Mişari Zeydi
Suudi Arabistanlı gazeteci- yazar
TT

Ümitsiz vakalar; Süveyş Kanalı ve Babu’l Mendeb Boğazı

Yemenli Husiler 24 saat içinde, Kızıldeniz’deki ‘Magic Seas’ ve ‘Eternity C’ adlı iki ticaret gemisine füze ve ateşli silahlarla saldırıda bulundu. Bu saldırılar sonucunda her iki geminin mürettebatından dört denizci hayatını kaybetti, birkaç kişi de yaralandı.

Fransız haber ajansı AFP'nin haberine göre, ABD'nin Yemen Büyükelçiliği, Husileri, saldırıya uğradıktan sonra Kızıldeniz'de batan Yunan gemisi Eternity C'nin mürettebatını rehin almakla suçladı.

Geçtiğimiz mayıs ayında, Umman aracılığıyla ABD ile bir ateşkes anlaşmasına varılmıştı. Bu anlaşma, Kızıldeniz’de deniz ulaşımının güvenliğini temin etmeyi hedefliyordu.

Ancak bugün görüyoruz ki, bu anlaşma yalnızca geçici bir ateşkes niteliğinde.
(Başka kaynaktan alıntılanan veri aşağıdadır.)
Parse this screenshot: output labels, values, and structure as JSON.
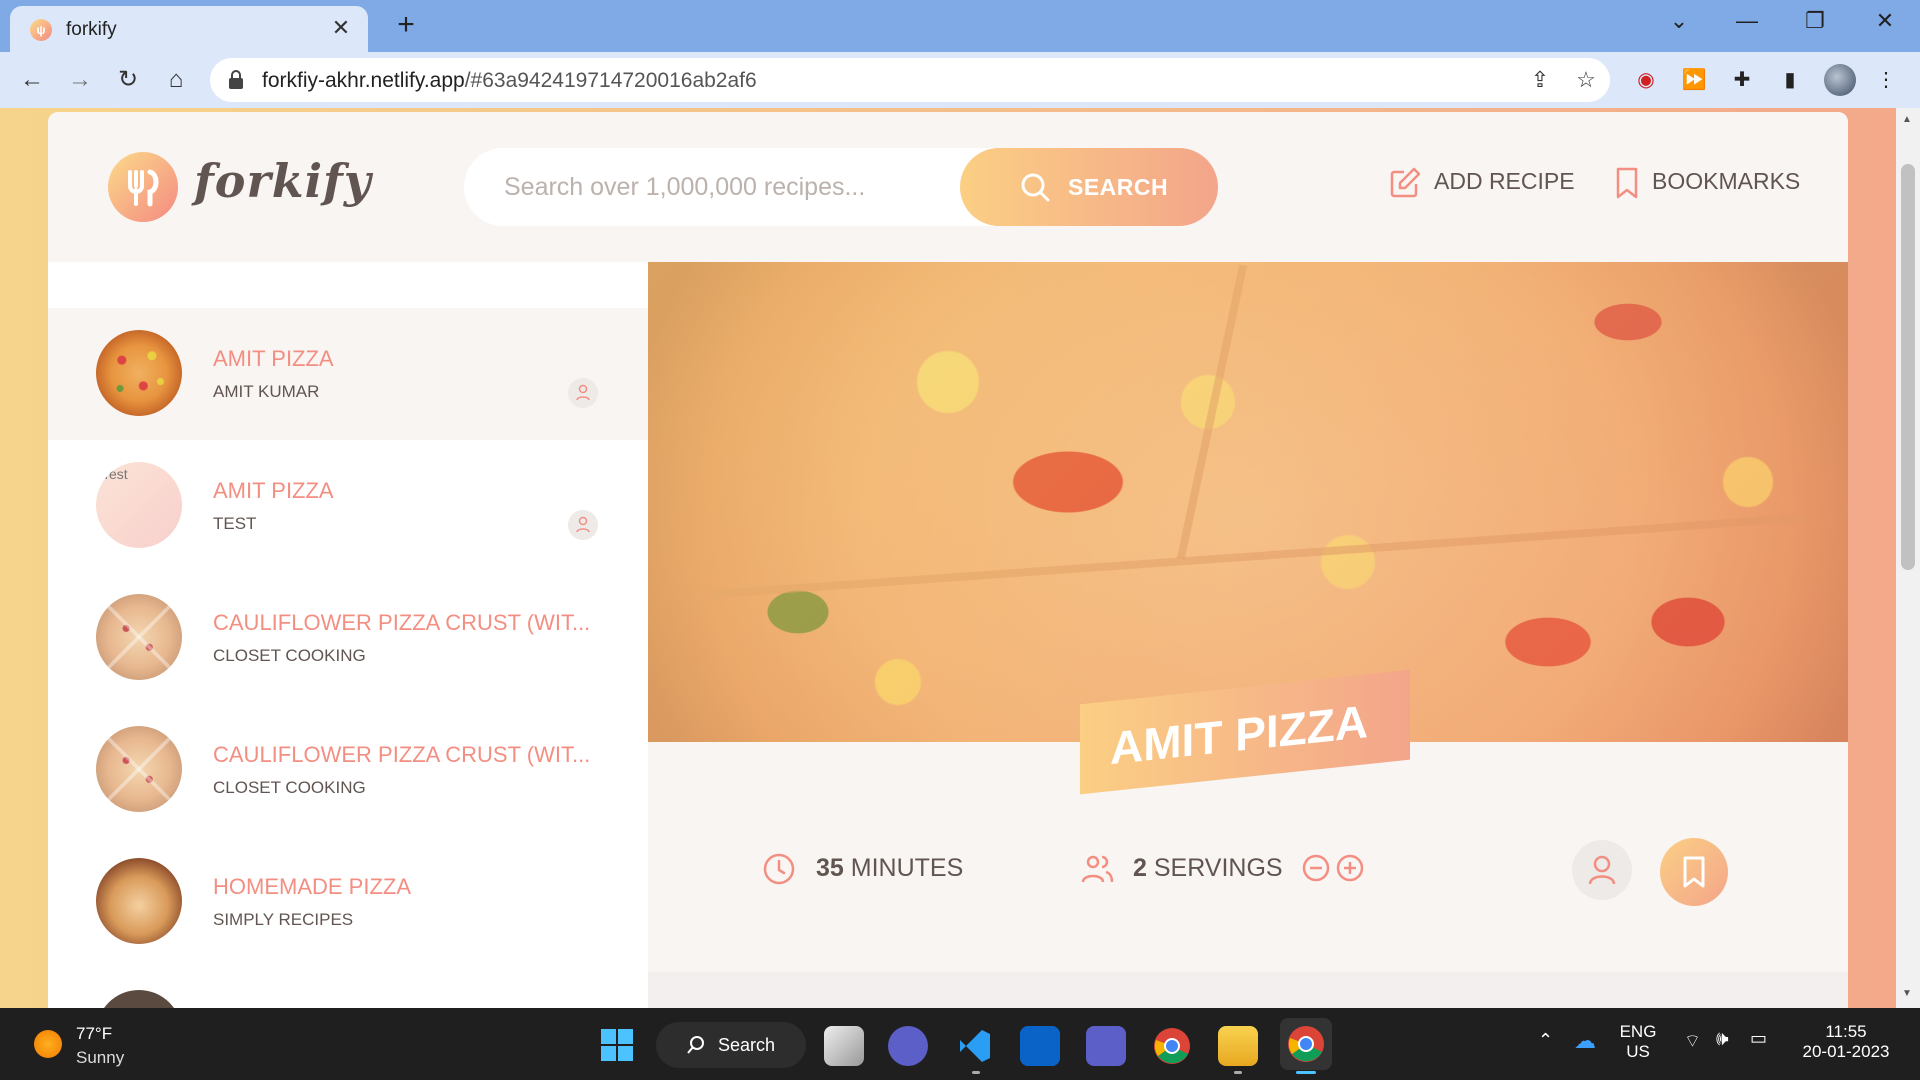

Peki, Husiler neden böyle davranıyor?! Bu, İran’ın –ve belki de Rusya gibi başka aktörlerin– vizyonuna bağlı bir stratejik planlamanın sonucu mu? Yani Batı’yı yıpratma, uluslararası ticareti tehdit etme ve böylece tüm dünyaya baskı kurarak, Batı’nın İran ve onun müttefiklerine yönelik baskısını durdurması mı amaçlanıyor?!

Peki neden sadece İran’a bağlı Yemenli bu vekil güç, askeri anlamda bu kadar aktif? İran’ın Irak ve Lübnan’daki vekil güçleri ve diğer müttefikleri neden bu kadar sessiz?!

Yoksa Husiler sadece birer ‘intihar balinası’ mı? Belki de bu saldırıların ardında iç politik hesaplar vardır; yani Husi yönetimi, bu tür operasyonlarla Yemen halkı karşısında tüm dünyaya meydan okuyan bir güç imajı çizmekte ve böylece iç yönetimdeki başarısızlıkları ve halkın temel sorunlarını geri planda tutmaktadır.

Her hâlükârda, Husilerin Kızıldeniz’de sürdürdüğü deniz korsanlığı, yalnızca bölge ülkeleri için değil, tüm dünya için ciddi bir tehdit teşkil etmektedir. Bu tehdidin özellikle Mısır ve Süveyş Kanalı bakımından ciddi sonuçları bulunmaktadır.

Mısır hükümeti, daha önce yaptığı bir açıklamada, Husi korsanlığı nedeniyle Süveyş Kanalı’nın geçen yıl yaklaşık 7 milyar dolar zarar ettiğini bildirmişti.

Süveyş Kanal İdaresi mayıs ayının ortalarında, Husi tehdidinin etkisini azaltmak amacıyla 130 bin ton üzeri konteyner gemilerine ister yüklü ister boş olsun, 90 gün boyunca yüzde 15 oranında geçiş indirimi uygulama kararı aldı. Bu teşvik, kanalın cazibesini korumaya yönelik geçici bir çözümdü.

Ancak bu adımlar, yaraya pansuman niteliğindedir, tedavi değil. Mevcut durum devam ederse, dünya önünde bölgesel ve küresel bir sorumluluk doğacak.

Zira Babu’l Mendeb Boğazı ve Süveyş Kanalı için pratik bir alternatif yoktur. Bir zamanlar Portekizliler tarafından Kızıldeniz’i bypass etmek amacıyla keşfedilen Ümit Burnu rotası bile, uzun mesafesi ve yüksek navlun maliyeti nedeniyle Avrupa’ya yönelik ticaret açısından sürdürülebilir bir çözüm değildir.

Acaba Yemen Enformasyon Bakanı Muammer el-İryani’nin Al Arabiya'ya söylediği gibi Husiler ‘yaklaşan bir patlamaya’ mı hazırlanıyor?!

Tüm veriler bu yönde bir gidişata işaret ediyor.

Zira Kızıldeniz’deki ticaret akışını sabote etmek, sadece yerel ya da bölgesel bir mesele değil, küresel ticaretin ana damarlarını hedef almak anlamına gelmektedir.